Write Part A of your report for this assignment based on your implementation of the steps above and the inferences you draw.
Settings of MCMC sampler such as the number of chains, the length of burn-in period, thinning are all up to your implementation. This can change from one report to the other based on the prior distributions and MCMC diagnostics.
Hint: The task in Part A is just a simple extension of Task 4 of Module 5.
Part B - Required knowledge to do the tasks in this part is covered by Modules 1 to 6.
In the second section, you will model the sale prices in Melbourne using the other predictors given in the dataset and expert knowledge from a real estate agent. For each predictor, expert information and degree of belief in the prior information is given as follows:
• Area: Every m2 increase in land size increases the sales price by 90 AUD. This is a very strong expert knowledge.
• Bedrooms: Every additional bedroom increases the sales price by 100,000AUD. This is a weak expert knowledge.
• Bathrooms: There is no expert knowledge on the number of bathrooms.
• CarParks: Every additional car space increases the sales price by 120,000AUD. This is a strong expert knowledge.
• PropertyType: If the property is a unit, the sale price will be 150,000 AUD less than that of a house on the average.
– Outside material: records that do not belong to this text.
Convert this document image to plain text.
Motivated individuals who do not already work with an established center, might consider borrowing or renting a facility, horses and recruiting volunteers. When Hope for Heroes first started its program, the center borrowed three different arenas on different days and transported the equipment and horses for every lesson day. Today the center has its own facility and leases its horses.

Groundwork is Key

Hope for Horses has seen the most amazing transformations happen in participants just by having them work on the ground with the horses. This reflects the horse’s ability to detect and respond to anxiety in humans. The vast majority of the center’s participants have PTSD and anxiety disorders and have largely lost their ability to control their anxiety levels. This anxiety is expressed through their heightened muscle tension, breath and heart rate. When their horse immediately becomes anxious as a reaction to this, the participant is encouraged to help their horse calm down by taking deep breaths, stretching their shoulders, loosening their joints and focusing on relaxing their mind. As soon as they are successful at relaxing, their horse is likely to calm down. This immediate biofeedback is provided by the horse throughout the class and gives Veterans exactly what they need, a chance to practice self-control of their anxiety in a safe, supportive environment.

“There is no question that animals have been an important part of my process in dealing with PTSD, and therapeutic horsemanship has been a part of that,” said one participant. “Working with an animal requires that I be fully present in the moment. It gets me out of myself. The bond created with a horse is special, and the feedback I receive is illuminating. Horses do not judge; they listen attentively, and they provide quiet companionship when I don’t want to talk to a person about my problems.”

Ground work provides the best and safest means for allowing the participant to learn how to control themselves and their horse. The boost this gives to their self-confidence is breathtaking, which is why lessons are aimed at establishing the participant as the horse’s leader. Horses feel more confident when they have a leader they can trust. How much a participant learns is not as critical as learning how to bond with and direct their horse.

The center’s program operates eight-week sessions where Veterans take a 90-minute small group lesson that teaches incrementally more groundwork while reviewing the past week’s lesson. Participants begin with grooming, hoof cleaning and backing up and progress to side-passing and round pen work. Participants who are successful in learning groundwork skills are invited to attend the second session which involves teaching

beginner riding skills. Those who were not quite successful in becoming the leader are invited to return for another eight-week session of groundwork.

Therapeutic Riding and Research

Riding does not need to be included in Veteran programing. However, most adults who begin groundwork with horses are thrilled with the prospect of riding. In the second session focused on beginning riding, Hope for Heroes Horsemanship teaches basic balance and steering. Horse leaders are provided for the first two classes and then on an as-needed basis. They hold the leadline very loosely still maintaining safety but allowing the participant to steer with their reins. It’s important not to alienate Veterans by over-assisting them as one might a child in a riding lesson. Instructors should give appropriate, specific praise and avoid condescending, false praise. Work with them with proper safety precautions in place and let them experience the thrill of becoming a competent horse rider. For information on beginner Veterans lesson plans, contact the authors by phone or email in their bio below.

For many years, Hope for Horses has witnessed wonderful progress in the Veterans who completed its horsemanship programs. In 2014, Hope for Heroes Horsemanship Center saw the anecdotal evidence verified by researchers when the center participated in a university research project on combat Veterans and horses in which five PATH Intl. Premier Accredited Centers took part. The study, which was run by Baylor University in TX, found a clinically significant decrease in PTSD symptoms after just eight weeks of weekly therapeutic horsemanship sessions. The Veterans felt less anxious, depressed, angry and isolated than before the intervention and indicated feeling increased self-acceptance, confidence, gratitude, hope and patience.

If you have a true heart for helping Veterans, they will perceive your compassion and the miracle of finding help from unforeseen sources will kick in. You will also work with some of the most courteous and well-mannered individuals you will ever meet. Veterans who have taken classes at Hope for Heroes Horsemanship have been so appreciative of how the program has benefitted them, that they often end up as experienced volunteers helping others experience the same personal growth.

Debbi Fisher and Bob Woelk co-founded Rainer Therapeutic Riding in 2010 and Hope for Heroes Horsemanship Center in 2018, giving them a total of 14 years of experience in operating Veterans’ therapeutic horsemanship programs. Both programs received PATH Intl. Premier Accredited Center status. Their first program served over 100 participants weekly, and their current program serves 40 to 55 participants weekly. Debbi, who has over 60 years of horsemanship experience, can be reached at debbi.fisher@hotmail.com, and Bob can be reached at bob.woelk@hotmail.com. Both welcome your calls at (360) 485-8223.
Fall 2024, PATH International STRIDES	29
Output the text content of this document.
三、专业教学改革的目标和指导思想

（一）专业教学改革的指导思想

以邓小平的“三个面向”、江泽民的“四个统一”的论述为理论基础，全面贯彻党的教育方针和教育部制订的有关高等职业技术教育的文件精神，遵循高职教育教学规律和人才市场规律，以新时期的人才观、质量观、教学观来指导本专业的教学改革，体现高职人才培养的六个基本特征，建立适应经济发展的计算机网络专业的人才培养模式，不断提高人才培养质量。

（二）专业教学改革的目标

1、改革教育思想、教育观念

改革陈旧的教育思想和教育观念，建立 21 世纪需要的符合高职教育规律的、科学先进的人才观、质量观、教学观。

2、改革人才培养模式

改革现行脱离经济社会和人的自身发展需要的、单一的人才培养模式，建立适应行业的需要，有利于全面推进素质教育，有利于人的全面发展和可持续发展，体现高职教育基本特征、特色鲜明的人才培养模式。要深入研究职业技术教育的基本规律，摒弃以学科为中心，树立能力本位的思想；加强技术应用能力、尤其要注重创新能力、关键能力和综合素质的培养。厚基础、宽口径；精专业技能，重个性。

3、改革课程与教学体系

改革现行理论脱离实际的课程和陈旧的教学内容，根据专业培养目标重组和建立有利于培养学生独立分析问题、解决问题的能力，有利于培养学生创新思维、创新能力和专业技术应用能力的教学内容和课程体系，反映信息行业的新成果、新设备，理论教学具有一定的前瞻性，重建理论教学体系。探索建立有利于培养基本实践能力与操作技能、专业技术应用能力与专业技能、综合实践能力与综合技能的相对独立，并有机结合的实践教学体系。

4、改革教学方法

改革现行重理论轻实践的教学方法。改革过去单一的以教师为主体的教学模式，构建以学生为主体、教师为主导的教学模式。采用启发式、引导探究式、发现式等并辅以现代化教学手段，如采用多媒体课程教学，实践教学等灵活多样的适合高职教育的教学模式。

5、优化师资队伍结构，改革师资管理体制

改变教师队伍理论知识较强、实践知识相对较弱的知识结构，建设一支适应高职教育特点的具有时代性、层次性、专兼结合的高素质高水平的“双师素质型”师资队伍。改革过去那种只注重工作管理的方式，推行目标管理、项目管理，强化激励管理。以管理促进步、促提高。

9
This is a very strong expert knowledge.
Follow the steps given below to build a Bayesian regression model to predict sale prices using the past sales information and expert knowledge:
1. Create a JAGS model diagram showing the multiple linear regression setting in this problem.
2. Specify the prior distributions reflecting the expert information for each predictor.
3. Create JAGS data and model blocks based on the model diagram and prior distributions at the previous steps.
4. Compile your model and create Markov chains using the compiled model.
5. Assess the appropriateness of the chains for each parameter using the MCMC diagnostics.
6. Display the posterior distribution of each parameter and draw inferences on Bayesian point and interval estimates.
7. Use the Bayesian point estimates of the model parameters to write the predictions model.
8. Find the predictions of sale prices for the properties given below:
Property No Area Bedrooms Bathrooms CarParks PropertyType
1 600 2 2 1 Unit
2 800 3 1 2 House
3 1500 2 1 1 House
4 2500 5 4 4 House
5 250 3 2 1 Unit

Write Part B of your report for this assignment based on your implementation of the steps above and the inferences you draw.
Settings of MCMC sampler such as the number of chains, the length of burn-in period, thinning are all up to your implementation. This can change from one report to the other based on the prior distributions and MCMC diagnostics.
Submission Instructions:
• All assignments must be submitted via the Turnitin link on the course Canvas prior to the due date.
• Your submission should be uploaded as a PDF or Microsoft Word file.
• Your report should meet with English language requirements.
• Late submissions will be marked in accordance with the late submission policy explained under “Assessment” title of the course information sheet.
Collaboration vs. Collusion and Plagiarism:
Please make sure that the similarity rate of your report in Turnitin is less than 30%!
You are free to discuss main aspects of the assignment with your classmates. However, keep in mind that this is an individual assignment and you should demonstrate your own effort and understanding. Because assignments will be submitted through Turnitin, all the material you submitted will be checked for plagiarism. If plagiarism is detected, both the copier and the student copied from will be responsible. Therefore, it is your responsibility to ensure you do not copy or do not allow other classmates to copy your work. You should ensure you understand your responsibilities by reading the RMIT University website on academic integrity (Links to an external site.)Links to an external site.